Song Of The Day by Eric Berman – The Jukebox Series #18 – Richard Harris: “MacArthur Park” b/w “Didn’t We” – Dunhill 45 RPM Single D-4134 (O2/P2)







Song Of The Day by Eric Berman – The Jukebox Series #18 – Richard Harris: “MacArthur Park” b/w “Didn’t We” – Dunhill 45 RPM Single D-4134 (O2/P2)

“The Jukebox Series” focuses on the 80 records that inhabit my 1963 Seeburg LPC1 jukebox. I’ve had my jukebox (or as I like to call it “the prehistoric iPod”) for a little over twelve years and in that time I’d like to think that I’ve perfected the mix of 45s within.

Along with Glen Campbell and Art Garfunkel, Richard Harris was one of a handful of great interpreters of the songs of Jim Webb. When he wasn’t acting in films like A Man Called Horse, Camelot and, of course playing the part of Albus Dumbledore in the first few Harry Potter films, he made records. While most of his records were dreadful, his first album of Jim Webb songs called A Tramp Shining was a winner, including today’s jukebox classic “MacArthur Park.”

Who knows what was really going on in songwriter Jimmy Webb’s mind when he wrote the somewhat nonsensical lyrics to this song, but one thing for sure is that it is a classic brought to the upper regions of the charts not once, but twice.

The song has its roots in a twenty minute cantata that Webb wrote that ended with “MacArthur Park.” When the cantata was offered to producer Bones Howe for The Association to record, the group declined because they didn’t want to give up that big a chunk of their album to such a long track.

The inspiration for the song came from a breakup between Jim Webb and Susan Horton who worked across the street from MacArthur Park in the Westlake neighborhood of Los Angeles where the two would meet for lunch.
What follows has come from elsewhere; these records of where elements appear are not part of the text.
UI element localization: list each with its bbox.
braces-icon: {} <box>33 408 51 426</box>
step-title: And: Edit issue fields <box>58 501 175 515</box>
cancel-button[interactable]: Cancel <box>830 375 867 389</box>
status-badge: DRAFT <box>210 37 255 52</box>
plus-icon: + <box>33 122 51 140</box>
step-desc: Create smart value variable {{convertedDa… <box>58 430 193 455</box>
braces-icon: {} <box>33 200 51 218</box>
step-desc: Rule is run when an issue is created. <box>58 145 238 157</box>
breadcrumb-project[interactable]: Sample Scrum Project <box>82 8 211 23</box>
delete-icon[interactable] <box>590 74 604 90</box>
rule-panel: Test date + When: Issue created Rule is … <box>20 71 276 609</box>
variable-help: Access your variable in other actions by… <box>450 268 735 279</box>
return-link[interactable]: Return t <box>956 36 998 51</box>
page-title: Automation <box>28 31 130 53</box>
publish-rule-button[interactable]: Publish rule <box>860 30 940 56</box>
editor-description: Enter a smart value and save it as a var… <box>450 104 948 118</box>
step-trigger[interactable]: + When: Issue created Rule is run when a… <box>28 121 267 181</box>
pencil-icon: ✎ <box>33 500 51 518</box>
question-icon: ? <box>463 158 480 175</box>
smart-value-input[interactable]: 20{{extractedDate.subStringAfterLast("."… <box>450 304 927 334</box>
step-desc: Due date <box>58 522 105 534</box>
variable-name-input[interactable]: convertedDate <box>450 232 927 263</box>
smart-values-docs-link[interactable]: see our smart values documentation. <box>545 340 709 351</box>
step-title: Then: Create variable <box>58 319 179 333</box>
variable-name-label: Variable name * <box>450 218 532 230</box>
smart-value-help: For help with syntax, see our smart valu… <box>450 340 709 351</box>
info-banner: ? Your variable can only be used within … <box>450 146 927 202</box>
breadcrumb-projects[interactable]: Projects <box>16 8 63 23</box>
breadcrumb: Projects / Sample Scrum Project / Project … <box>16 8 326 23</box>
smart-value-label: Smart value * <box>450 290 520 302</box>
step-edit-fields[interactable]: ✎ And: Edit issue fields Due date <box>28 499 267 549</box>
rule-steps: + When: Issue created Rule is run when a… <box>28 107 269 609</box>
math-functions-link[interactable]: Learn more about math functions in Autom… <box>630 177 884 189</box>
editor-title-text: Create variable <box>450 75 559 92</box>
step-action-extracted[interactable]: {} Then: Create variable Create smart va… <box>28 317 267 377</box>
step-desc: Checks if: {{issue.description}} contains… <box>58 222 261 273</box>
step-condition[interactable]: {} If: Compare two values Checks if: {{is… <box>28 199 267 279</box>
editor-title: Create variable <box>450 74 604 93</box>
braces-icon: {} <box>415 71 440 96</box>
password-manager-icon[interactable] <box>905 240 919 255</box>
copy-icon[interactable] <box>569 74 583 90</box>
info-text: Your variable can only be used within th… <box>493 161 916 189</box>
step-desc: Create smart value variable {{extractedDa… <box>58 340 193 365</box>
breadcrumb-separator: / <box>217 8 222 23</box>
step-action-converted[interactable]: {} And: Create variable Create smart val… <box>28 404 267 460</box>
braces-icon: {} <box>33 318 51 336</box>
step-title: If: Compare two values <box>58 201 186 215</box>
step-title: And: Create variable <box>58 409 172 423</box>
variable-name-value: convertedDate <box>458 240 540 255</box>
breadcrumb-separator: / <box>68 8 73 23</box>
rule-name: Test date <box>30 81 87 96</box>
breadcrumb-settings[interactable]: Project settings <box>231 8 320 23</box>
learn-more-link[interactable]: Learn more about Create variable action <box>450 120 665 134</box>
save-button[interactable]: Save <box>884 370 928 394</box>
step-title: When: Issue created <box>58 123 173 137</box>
The very same relationship also spawned Webb’s song “By The Time I Get To Phoenix.”

The “cake in the rain” lyric of the song was recently explained by Colin McCourt who used to work for the publisher of the song. When Webb heard that Susan Horton was getting married in MacArthur Park, he attended the wedding but hid in a gardener’s shed so as not to be noticed by the bride.  It began to pour during the ceremony and Webb saw the wedding cake through the rain running off the roof of the shed and it looked like it was melting.

The track was recorded at Armin Steiner’s Sound Recorders in Hollywood with backing from members of the Wrecking Crew including Hal Blaine on drums, Larry Knechtel on keyboards, Joe Osborn on bass and Mike Deasy on guitar, along with Jim Webb on harpsichord.

During the recording, Webb kept correcting Harris who continually uses the possessive form “MacArthur’s Park” throughout the song. After a while, Webb realized it was futile and let Harris have his way, resulting in many subsequent covers of the song carrying the incorrect possessive form in the lyrics. Like The Beatles’ “Hey Jude,” the single was also one of the longer songs to hit the top-ten of the singles charts during the late 1960s, clocking in at over seven minutes. The song also won a Grammy Award for Best Arrangement for Accompanying Vocalist in 1969.

The single was released in 1968 and reached the number two slot on the charts. It was subsequently covered by artists as diverse as Donna Summer (who took it to the top of the charts in 1978 with her disco version), Frank Sinatra, Waylon Jennings, Liza Minnelli, The 5th Dimension, The Supremes, Justin Hayward (of The Moody Blues), Ferrante & Teicher, Maynard Ferguson, Stan Kenton, Woody Herman and “Weird Al” Yankovic, who parodied it with his version “Jurassic Park.”

The flip of the single, “Didn’t We” was the opening track to A Tramp Shining, Harris’ album of Jim Webb compositions.  Reviewer Bruce Eder had the following to say about this song:  “Harris treaded onto Frank Sinatra territory here, and he did it with a voice not remotely as good or well trained as his, yet he pulled it off by sheer bravado and his ability as an actor, coupled with his vocal talents.” (Allmusic) The song was covered by a whole host of pop vocalists during the sixties and seventies including Frank Sinatra, Barbra Streisand, Thelma Houston, Matt Monroe and Jim Webb.